Mas, se os outros 32 C-47 chegaram à Argélia, o melhor resultado foi obtido por um grupo de três, onde se contava o do comandante do batalhão, que conseguiu acertar com o aeródromo de La Sénia… para serem acolhidos com fogo preciso de artilharia anti-aérea francesa que os impossibilitou lançar os pára-quedistas. A maior concentração de transportadores, mais de uma dúzia e ainda com os pára-quedistas a bordo, acabou por vir a formar no grande lago salgado de Sebkra d’Orão, onde alguns C-47 desorientados que o sobrevoavam se foram reunindo… até atraírem a atenção da aviação francesa que os veio atacar naquele aeródromo improvisado. O major Edson D. Raff que, recorde-se, ainda estava no ar, tentou salvar a honra da unidade, saltando em primeiro lugar do seu avião quando decidiu atacar pela retaguarda uma coluna militar que se aproximava ameaçadoramente da concentração de aviões do lago salgado. Caiu mal, fracturou algumas costelas, e estava doloridamente a cuspir sangue quando descobriu que a ameaçadora coluna militar era afinal norte-americana… As outras tripulações e outros pára-quedistas iam entretanto aterrando desgarrados pela Argélia e por isso sendo feitos prisioneiros pelos franceses. Os pára-quedistas restantes do 509º só alcançaram o aeródromo de Tafaraoui no dia seguinte em camiões, cortesia da 1ª Divisão Blindada dos Estados Unidos.

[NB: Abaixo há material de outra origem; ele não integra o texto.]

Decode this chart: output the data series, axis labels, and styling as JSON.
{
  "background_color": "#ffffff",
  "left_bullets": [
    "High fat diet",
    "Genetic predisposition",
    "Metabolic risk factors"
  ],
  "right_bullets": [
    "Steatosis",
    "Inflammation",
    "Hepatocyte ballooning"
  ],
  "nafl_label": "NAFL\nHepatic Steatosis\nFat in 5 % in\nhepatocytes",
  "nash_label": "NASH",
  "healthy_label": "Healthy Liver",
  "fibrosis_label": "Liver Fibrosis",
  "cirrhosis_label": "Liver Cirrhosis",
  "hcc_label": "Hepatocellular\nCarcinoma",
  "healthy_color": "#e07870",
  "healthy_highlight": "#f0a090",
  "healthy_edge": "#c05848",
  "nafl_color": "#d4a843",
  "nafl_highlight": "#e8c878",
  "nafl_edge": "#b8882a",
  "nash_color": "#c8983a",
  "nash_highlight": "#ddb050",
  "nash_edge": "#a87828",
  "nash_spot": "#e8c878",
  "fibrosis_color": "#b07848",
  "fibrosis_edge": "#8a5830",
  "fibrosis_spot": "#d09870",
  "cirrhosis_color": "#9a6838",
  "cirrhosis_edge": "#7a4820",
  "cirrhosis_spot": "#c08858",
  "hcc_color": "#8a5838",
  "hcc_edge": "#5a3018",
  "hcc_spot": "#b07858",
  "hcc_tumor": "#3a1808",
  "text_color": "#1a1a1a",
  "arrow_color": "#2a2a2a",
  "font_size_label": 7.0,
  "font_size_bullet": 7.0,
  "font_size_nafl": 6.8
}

Com a Operação Villain aprendeu-se imenso mas foi um estrondoso fracasso. Goza do duvidoso privilégio de nem sequer ser mencionada autonomamente na Wikipedia, ao contrário de outros fiascos equivalentes registados naquela mesma altura em Operações anfíbias (Reservist e Terminal), que foram depois promovidas a gloriosos fracassos, através daquele segredo que a Royal Navy sabe tão bem preservar. Com menos pompa mas mais objectividade, na Operação Villain, além de não se ter conseguido atingir nenhum dos objectivos, um balanço efectuado três dias depois constatava que só 14 dos 39 C-47 utilizados permaneciam operacionais. O desgaste humano, incluindo a viagem de nove horas a temperaturas gélidas, fora muito superior: só restavam 15 paraquedistas aptos para nova missão. Só mesmo os mais curiosos conhecem esta alvorada tão pouco auspiciosa das operações aerotransportadas norte-americanas.